The injury-causing accident rate is also inordinately high--it rose 30% in 1985, compared to an 8% increase for North County highways overall--prompting some local law enforcement officials to dub the route "Slaughter Alley."
Despite that scenario, funds for a widening project have been difficult to come by. The state Department of Transportation has not included it in its program, meaning 78 would not be eligible for funds for five years unless the federal demonstration project is approved. And a past bid by Packard to win federal money was killed by President Reagan.
This time around, the congressman embraced a different strategy, winning local support for the funding scheme before making his pitch in Washington. Last year, he sought and received the endorsements of the five cities along the route (Oceanside, Carlsbad, Vista, San Marcos and Escondido) and the county Board of Supervisors.
While the local governments agreed to support Packard's approach in concept, there were no commitments on the specific amount each would contribute.
"We've still got a lot of haggling to do on that one," McClellan said. "But I'm sure we'll come up with enough money somehow.
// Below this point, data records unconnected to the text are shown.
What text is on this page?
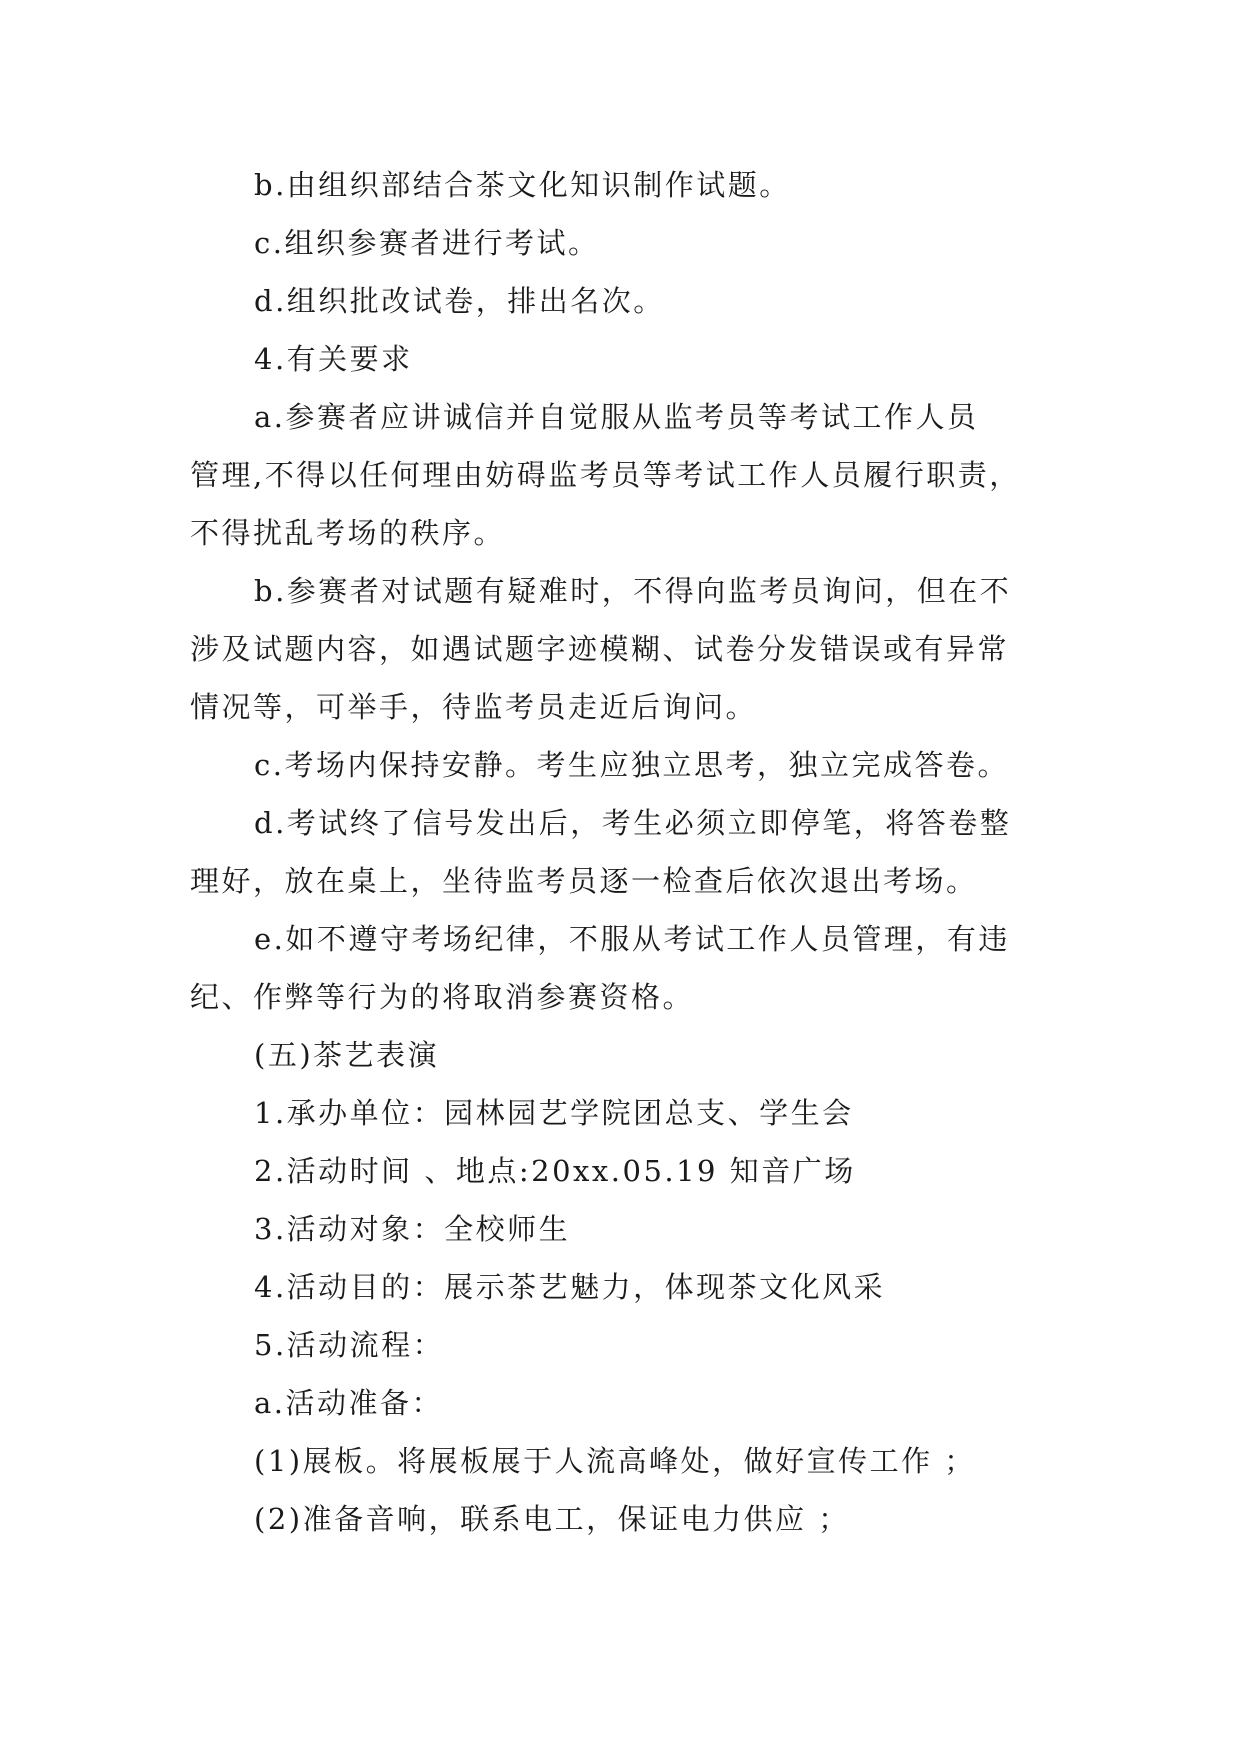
b.由组织部结合茶文化知识制作试题。

c.组织参赛者进行考试。

d.组织批改试卷，排出名次。

4.有关要求

a.参赛者应讲诚信并自觉服从监考员等考试工作人员

管理,不得以任何理由妨碍监考员等考试工作人员履行职责，

不得扰乱考场的秩序。

b.参赛者对试题有疑难时，不得向监考员询问，但在不

涉及试题内容，如遇试题字迹模糊、试卷分发错误或有异常

情况等，可举手，待监考员走近后询问。

c.考场内保持安静。考生应独立思考，独立完成答卷。

d.考试终了信号发出后，考生必须立即停笔，将答卷整

理好，放在桌上，坐待监考员逐一检查后依次退出考场。

e.如不遵守考场纪律，不服从考试工作人员管理，有违

纪、作弊等行为的将取消参赛资格。

(五)茶艺表演

1.承办单位：园林园艺学院团总支、学生会

2.活动时间 、地点:20xx.05.19 知音广场

3.活动对象：全校师生

4.活动目的：展示茶艺魅力，体现茶文化风采

5.活动流程：

a.活动准备：

(1)展板。将展板展于人流高峰处，做好宣传工作 ；

(2)准备音响，联系电工，保证电力供应 ；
This is too important an opportunity to waste."
Under a tentative breakdown of funding responsibilities proposed by Sandag, the $12 million in federal funds would be matched by a $7.5-million state grant; $1.9 million from Oceanside; $1.6 million from Escondido; $1.125 million each from the county and Vista, and $825,000 each from Carlsbad and San Marcos.
Wednesday's action came in the surface transportation subcommittee of the House Public Works and Transportation Committee. The legislation now proceeds to the full House for a vote.
Gary Maloney, an aide to Packard, said the bill would make the federal funds available by October, 1987.